MAKASSAR – Viraltimes.id, Kawasan Pintu Nol Universitas Hasanuddin (Unhas) kembali menjadi sorotan tajam setelah muncul dugaan kuat adanya praktik mafia sewa lahan dan penguasaan lapak liar yang diduga dikelola secara terstruktur. Isu ini kian menguat seiring hasil pantauan dan laporan masyarakat yang diterima Lembaga Studi Masyarakat Perkotaan (LSMP).

Koordinator LSMP, Muh. Idris, menyampaikan bahwa pihaknya saat ini sedang fokus melakukan investigasi mendalam terkait maraknya aktivitas sewa-menyewa lahan yang dianggap tidak sah di area tersebut. Berdasarkan informasi dan data awal yang dihimpun, indikasi adanya permainan penguasaan aset milik kampus ini sangat terasa dan melibatkan banyak pihak.

"Informasi yang kami terima mengarah pada dugaan keterlibatan sejumlah pihak, baik dari luar maupun yang berasal dari lingkungan internal Unhas sendiri," ungkap Muh. Idris saat dikonfirmasi, Sabtu (25/5/2026).

Menurut Idris, praktik penguasaan dan penyewaan lahan tanpa hak ini dinilai telah bertransformasi menjadi ladang bisnis ilegal yang tumbuh subur dan selama ini tampak dibiarkan tanpa adanya pengawasan maupun penindakan yang tegas.
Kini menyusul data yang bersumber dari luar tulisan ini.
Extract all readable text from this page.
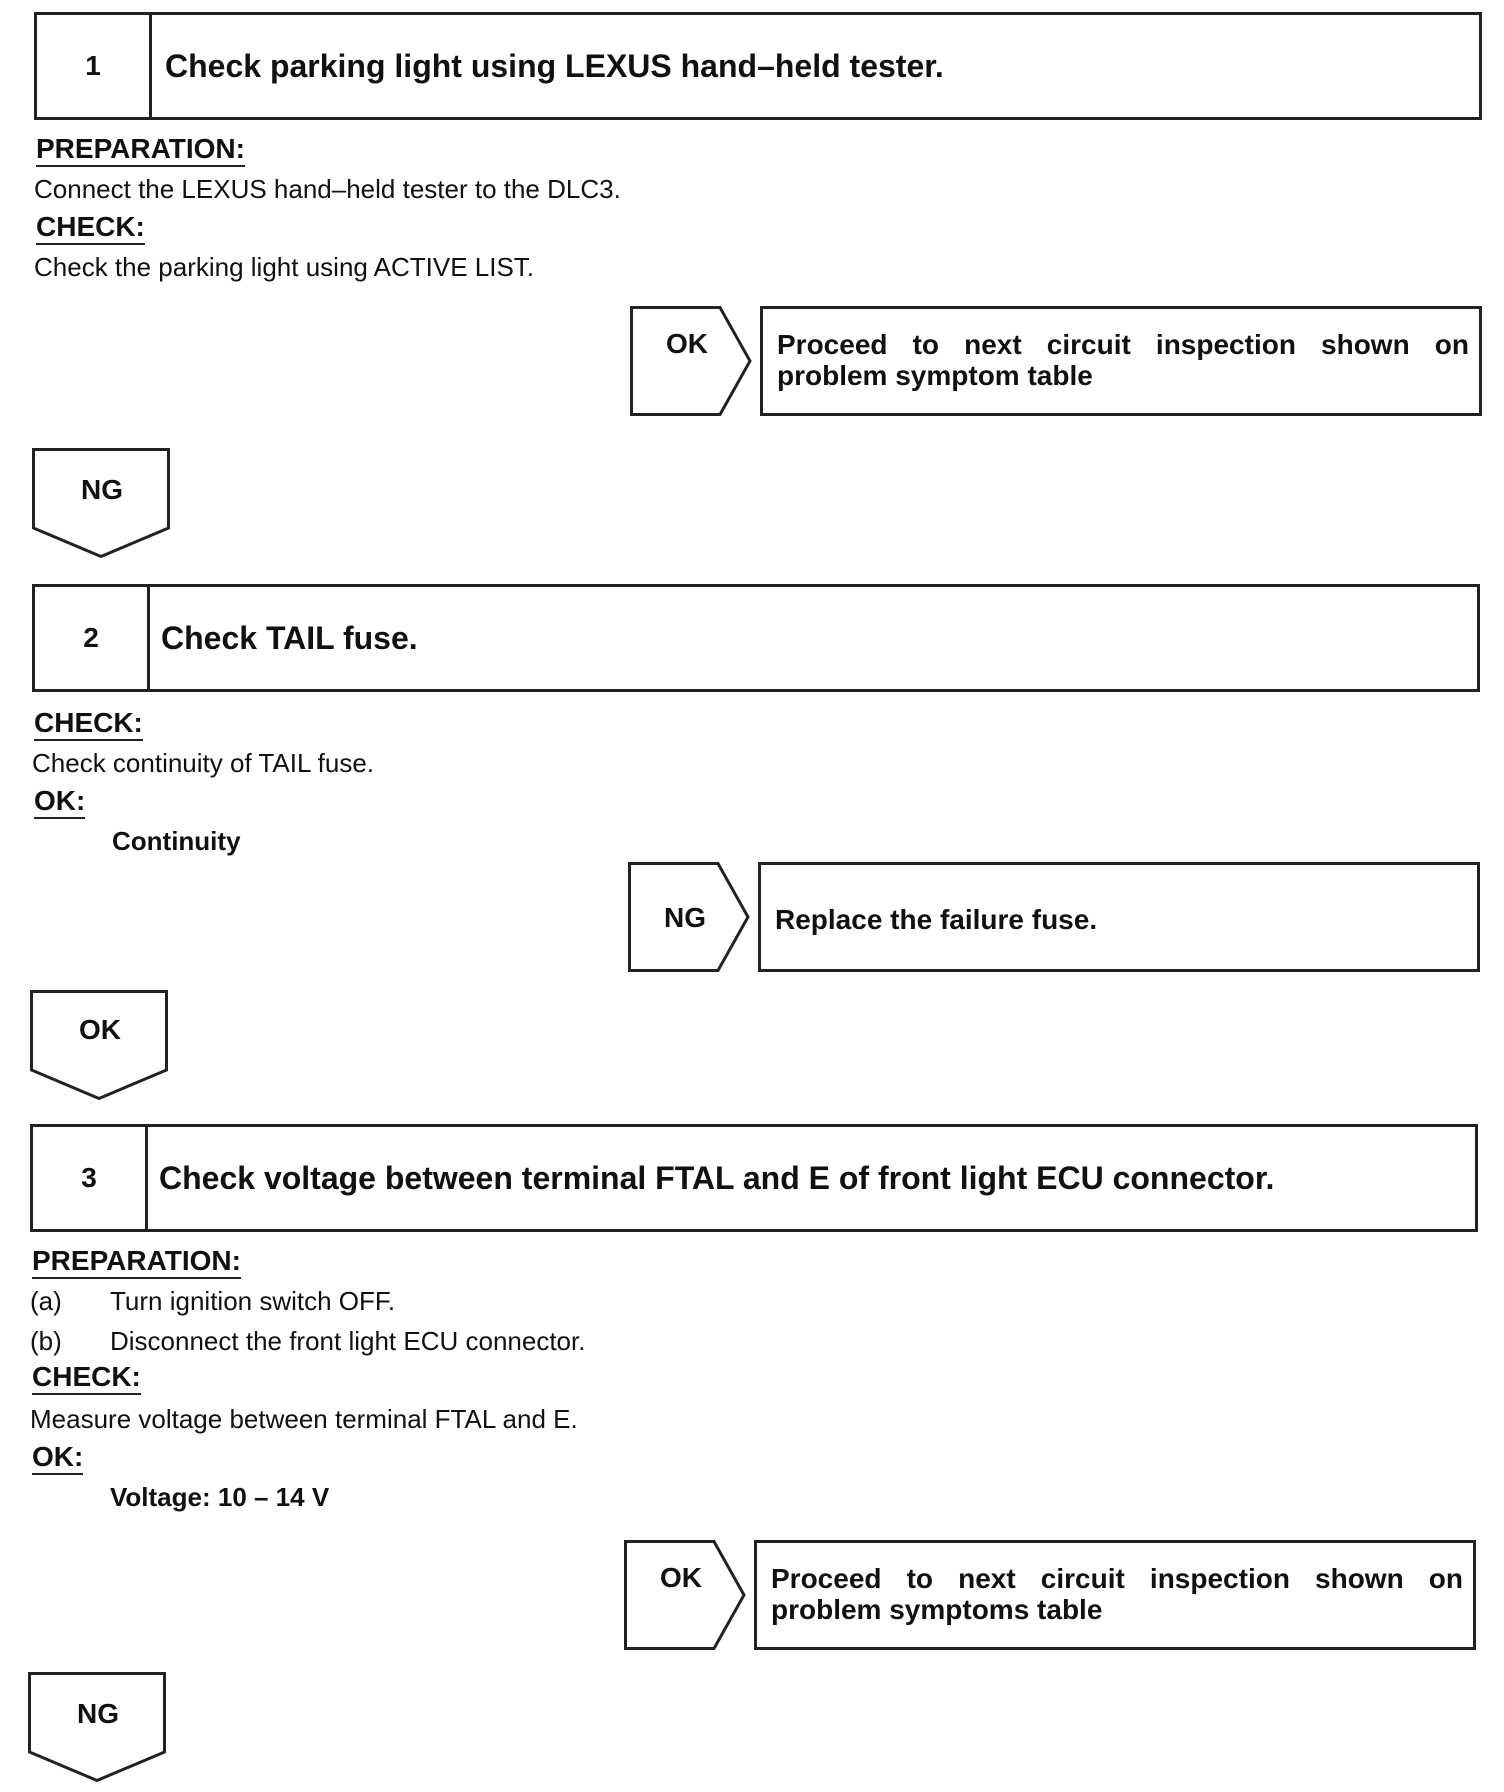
1	Check parking light using LEXUS hand–held tester.
PREPARATION:
Connect the LEXUS hand–held tester to the DLC3.
CHECK:
Check the parking light using ACTIVE LIST.
OK	Proceed to next circuit inspection shown on problem symptom table
NG
2	Check TAIL fuse.
CHECK:
Check continuity of TAIL fuse.
OK:
Continuity
NG	Replace the failure fuse.
OK
3	Check voltage between terminal FTAL and E of front light ECU connector.
PREPARATION:
(a) Turn ignition switch OFF.
(b) Disconnect the front light ECU connector.
CHECK:
Measure voltage between terminal FTAL and E.
OK:
Voltage: 10 – 14 V
OK	Proceed to next circuit inspection shown on problem symptoms table
NG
Keberadaan kios-kios dan lapak yang masih berdiri meski telah ada surat edaran pengosongan, semakin menguatkan dugaan adanya permainan di balik layar.

Meski demikian, Idris menegaskan bahwa timnya masih berhati-hati dalam menarik kesimpulan akhir. Proses pendalaman data dan verifikasi ke lapangan masih terus dilakukan untuk memastikan kebenaran informasi sebelum diumumkan ke publik secara luas.
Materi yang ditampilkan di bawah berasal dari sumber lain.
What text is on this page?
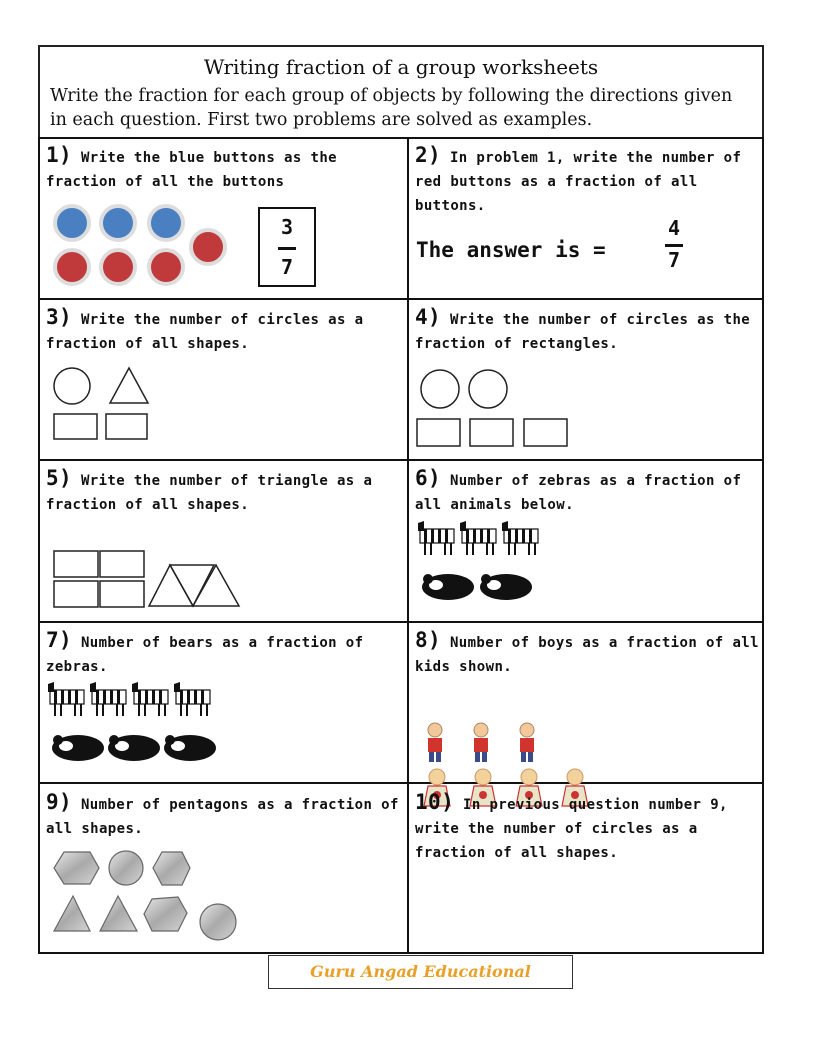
Writing fraction of a group worksheets
Write the fraction for each group of objects by following the directions given in each question. First two problems are solved as examples.
1) Write the blue buttons as the fraction of all the buttons
3
7
2) In problem 1, write the number of red buttons as a fraction of all buttons.
The answer is =
4
7
3) Write the number of circles as a fraction of all shapes.
4) Write the number of circles as the fraction of rectangles.
5) Write the number of triangle as a fraction of all shapes.
6) Number of zebras as a fraction of all animals below.
7) Number of bears as a fraction of zebras.
8) Number of boys as a fraction of all kids shown.
9) Number of pentagons as a fraction of all shapes.
10) In previous question number 9, write the number of circles as a fraction of all shapes.
Guru Angad Educational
"Kami belum ingin berspekulasi atau menyimpulkan sembarangan. Namun yang pasti, dugaan adanya jaringan atau permainan penguasaan lahan di kawasan Pintu Nol ini cukup kuat dan perlu dibongkar tuntas," tandasnya.
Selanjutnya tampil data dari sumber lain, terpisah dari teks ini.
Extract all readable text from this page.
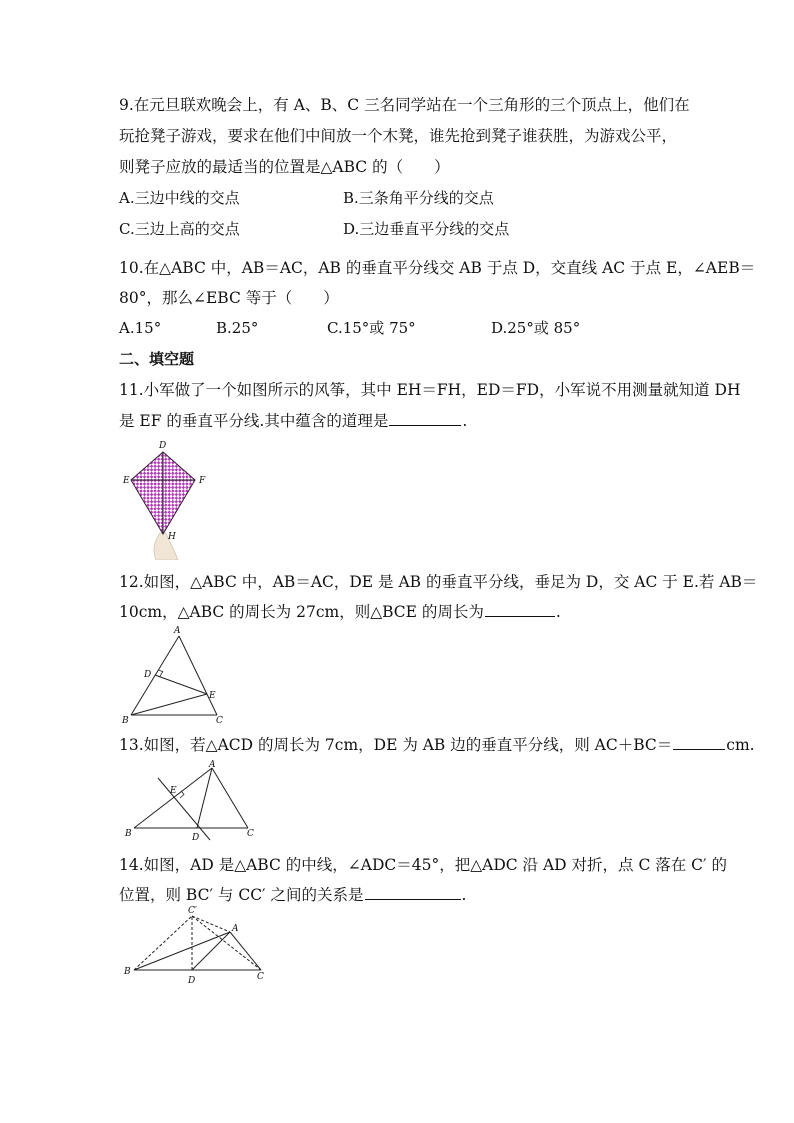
9.在元旦联欢晚会上，有 A、B、C 三名同学站在一个三角形的三个顶点上，他们在
玩抢凳子游戏，要求在他们中间放一个木凳，谁先抢到凳子谁获胜，为游戏公平，
则凳子应放的最适当的位置是△ABC 的（　　）
A.三边中线的交点	B.三条角平分线的交点
C.三边上高的交点	D.三边垂直平分线的交点
10.在△ABC 中，AB＝AC，AB 的垂直平分线交 AB 于点 D，交直线 AC 于点 E，∠AEB＝
80°，那么∠EBC 等于（　　）
A.15°	B.25°	C.15°或 75°	D.25°或 85°
二、填空题
11.小军做了一个如图所示的风筝，其中 EH＝FH，ED＝FD，小军说不用测量就知道 DH
是 EF 的垂直平分线.其中蕴含的道理是	.
D
E	F
H
12.如图，△ABC 中，AB＝AC，DE 是 AB 的垂直平分线，垂足为 D，交 AC 于 E.若 AB＝
10cm，△ABC 的周长为 27cm，则△BCE 的周长为	.
A
D
E
B	C
13.如图，若△ACD 的周长为 7cm，DE 为 AB 边的垂直平分线，则 AC＋BC＝	cm.
A
E
B	D	C
14.如图，AD 是△ABC 的中线，∠ADC＝45°，把△ADC 沿 AD 对折，点 C 落在 C′ 的
位置，则 BC′ 与 CC′ 之间的关系是	.
C′
A
B
D	C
LSMP berharap hasil investigasi ini nantinya dapat membuka mata publik serta mendorong pihak pengelola aset Unhas dan pihak berwenang untuk bertindak tegas, mengembalikan fungsi aset kampus sesuai peruntukannya, serta memutus mata rantai bisnis ilegal yang merugikan institusi.